We were doing our chores, just as my dad did on his farm, but his were far more numerous and extensive. Our only other chore is to gather eggs and shut up the chickens for the night. Dad had to feed the pigs, the draft horses and milche cow. He also had to milk the cow, often by lamplight after working in his fields all day on horse-drawn implements.

Many farmers suffered serious injuries in their work. My cousin Ewell, for example, lost the lower part of his leg when he kicked at a jam in a combine. He was saved from bleeding to death by his wife, who showed up with his lunch, used her blouse as a tourniquet and drove him to a hospital. Even today with modern machinery farming is one of the ten most dangerous occupations.

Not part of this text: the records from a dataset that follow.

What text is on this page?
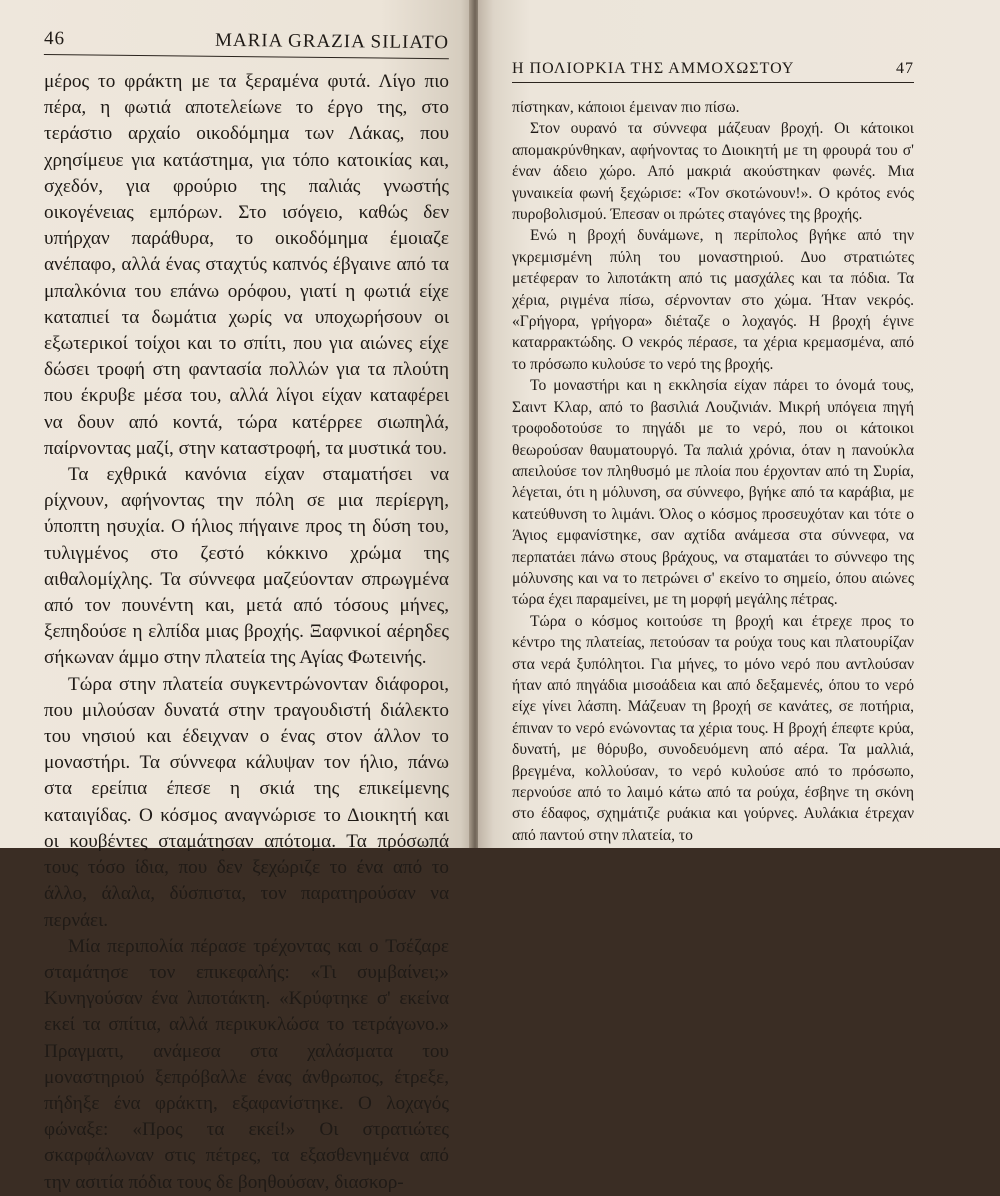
46	MARIA GRAZIA SILIATO

μέρος το φράκτη με τα ξεραμένα φυτά. Λίγο πιο πέρα, η φωτιά αποτελείωνε το έργο της, στο τεράστιο αρχαίο οικοδόμημα των Λάκας, που χρησίμευε για κατάστημα, για τόπο κατοικίας και, σχεδόν, για φρούριο της παλιάς γνωστής οικογένειας εμπόρων. Στο ισόγειο, καθώς δεν υπήρχαν παράθυρα, το οικοδόμημα έμοιαζε ανέπαφο, αλλά ένας σταχτύς καπνός έβγαινε από τα μπαλκόνια του επάνω ορόφου, γιατί η φωτιά είχε καταπιεί τα δωμάτια χωρίς να υποχωρήσουν οι εξωτερικοί τοίχοι και το σπίτι, που για αιώνες είχε δώσει τροφή στη φαντασία πολλών για τα πλούτη που έκρυβε μέσα του, αλλά λίγοι είχαν καταφέρει να δουν από κοντά, τώρα κατέρρεε σιωπηλά, παίρνοντας μαζί, στην καταστροφή, τα μυστικά του.

Τα εχθρικά κανόνια είχαν σταματήσει να ρίχνουν, αφήνοντας την πόλη σε μια περίεργη, ύποπτη ησυχία. Ο ήλιος πήγαινε προς τη δύση του, τυλιγμένος στο ζεστό κόκκινο χρώμα της αιθαλομίχλης. Τα σύννεφα μαζεύονταν σπρωγμένα από τον πουνέντη και, μετά από τόσους μήνες, ξεπηδούσε η ελπίδα μιας βροχής. Ξαφνικοί αέρηδες σήκωναν άμμο στην πλατεία της Αγίας Φωτεινής.

Τώρα στην πλατεία συγκεντρώνονταν διάφοροι, που μιλούσαν δυνατά στην τραγουδιστή διάλεκτο του νησιού και έδειχναν ο ένας στον άλλον το μοναστήρι. Τα σύννεφα κάλυψαν τον ήλιο, πάνω στα ερείπια έπεσε η σκιά της επικείμενης καταιγίδας. Ο κόσμος αναγνώρισε το Διοικητή και οι κουβέντες σταμάτησαν απότομα. Τα πρόσωπά τους τόσο ίδια, που δεν ξεχώριζε το ένα από το άλλο, άλαλα, δύσπιστα, τον παρατηρούσαν να περνάει.

Μία περιπολία πέρασε τρέχοντας και ο Τσέζαρε σταμάτησε τον επικεφαλής: «Τι συμβαίνει;» Κυνηγούσαν ένα λιποτάκτη. «Κρύφτηκε σ' εκείνα εκεί τα σπίτια, αλλά περικυκλώσα το τετράγωνο.» Πραγματι, ανάμεσα στα χαλάσματα του μοναστηριού ξεπρόβαλλε ένας άνθρωπος, έτρεξε, πήδηξε ένα φράκτη, εξαφανίστηκε. Ο λοχαγός φώναξε: «Προς τα εκεί!» Οι στρατιώτες σκαρφάλωναν στις πέτρες, τα εξασθενημένα από την ασιτία πόδια τους δε βοηθούσαν, διασκορ-

Η ΠΟΛΙΟΡΚΙΑ ΤΗΣ ΑΜΜΟΧΩΣΤΟΥ	47

πίστηκαν, κάποιοι έμειναν πιο πίσω.

Στον ουρανό τα σύννεφα μάζευαν βροχή. Οι κάτοικοι απομακρύνθηκαν, αφήνοντας το Διοικητή με τη φρουρά του σ' έναν άδειο χώρο. Από μακριά ακούστηκαν φωνές. Μια γυναικεία φωνή ξεχώρισε: «Τον σκοτώνουν!». Ο κρότος ενός πυροβολισμού. Έπεσαν οι πρώτες σταγόνες της βροχής.

Ενώ η βροχή δυνάμωνε, η περίπολος βγήκε από την γκρεμισμένη πύλη του μοναστηριού. Δυο στρατιώτες μετέφεραν το λιποτάκτη από τις μασχάλες και τα πόδια. Τα χέρια, ριγμένα πίσω, σέρνονταν στο χώμα. Ήταν νεκρός. «Γρήγορα, γρήγορα» διέταζε ο λοχαγός. Η βροχή έγινε καταρρακτώδης. Ο νεκρός πέρασε, τα χέρια κρεμασμένα, από το πρόσωπο κυλούσε το νερό της βροχής.

Το μοναστήρι και η εκκλησία είχαν πάρει το όνομά τους, Σαιντ Κλαρ, από το βασιλιά Λουζινιάν. Μικρή υπόγεια πηγή τροφοδοτούσε το πηγάδι με το νερό, που οι κάτοικοι θεωρούσαν θαυματουργό. Τα παλιά χρόνια, όταν η πανούκλα απειλούσε τον πληθυσμό με πλοία που έρχονταν από τη Συρία, λέγεται, ότι η μόλυνση, σα σύννεφο, βγήκε από τα καράβια, με κατεύθυνση το λιμάνι. Όλος ο κόσμος προσευχόταν και τότε ο Άγιος εμφανίστηκε, σαν αχτίδα ανάμεσα στα σύννεφα, να περπατάει πάνω στους βράχους, να σταματάει το σύννεφο της μόλυνσης και να το πετρώνει σ' εκείνο το σημείο, όπου αιώνες τώρα έχει παραμείνει, με τη μορφή μεγάλης πέτρας.

Τώρα ο κόσμος κοιτούσε τη βροχή και έτρεχε προς το κέντρο της πλατείας, πετούσαν τα ρούχα τους και πλατουρίζαν στα νερά ξυπόλητοι. Για μήνες, το μόνο νερό που αντλούσαν ήταν από πηγάδια μισοάδεια και από δεξαμενές, όπου το νερό είχε γίνει λάσπη. Μάζευαν τη βροχή σε κανάτες, σε ποτήρια, έπιναν το νερό ενώνοντας τα χέρια τους. Η βροχή έπεφτε κρύα, δυνατή, με θόρυβο, συνοδευόμενη από αέρα. Τα μαλλιά, βρεγμένα, κολλούσαν, το νερό κυλούσε από το πρόσωπο, περνούσε από το λαιμό κάτω από τα ρούχα, έσβηνε τη σκόνη στο έδαφος, σχημάτιζε ρυάκια και γούρνες. Αυλάκια έτρεχαν από παντού στην πλατεία, το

So, when I lamented the passing of the old-style family farm last week, I failed to acknowledge the hardship, danger and toil that it required. Our microfarm is a pale echo of times past.

I can't fault farm families for giving up danger and drudgery, but I wonder if they have carried it too far. When we first moved to Paradise, as I mentioned in my last post, we bought gallon pails of milk directly from the dairy. (The milk pails we used are still in the basement, survivors of our ridding-out.) I made butter from that milk and we drank the skim milk. I even made cottage cheese. Imagine my surprise when I saw the dairyman’s wife at Dillons buying a carton of Cool-Whip.

You see, things had changed since the time I was growing up and people strove for self-sufficiency. I was doing things that I had seen my parents and grandparents do, but the dairyman’s wife had given that up. They sold milk and used the money to buy everything else.

Because Dennis and I have access to land, we feel compelled to connect to Earth, participate in her cycles and justify our existence here. It needn’t be as difficult as my dad’s life. Most of the labor he did has been mechanized in modern farming, which is a good thing. My dad, though, loved the earth and knew his responsibility to husband it. He passed that value along to me, as Dennis's dad did to him.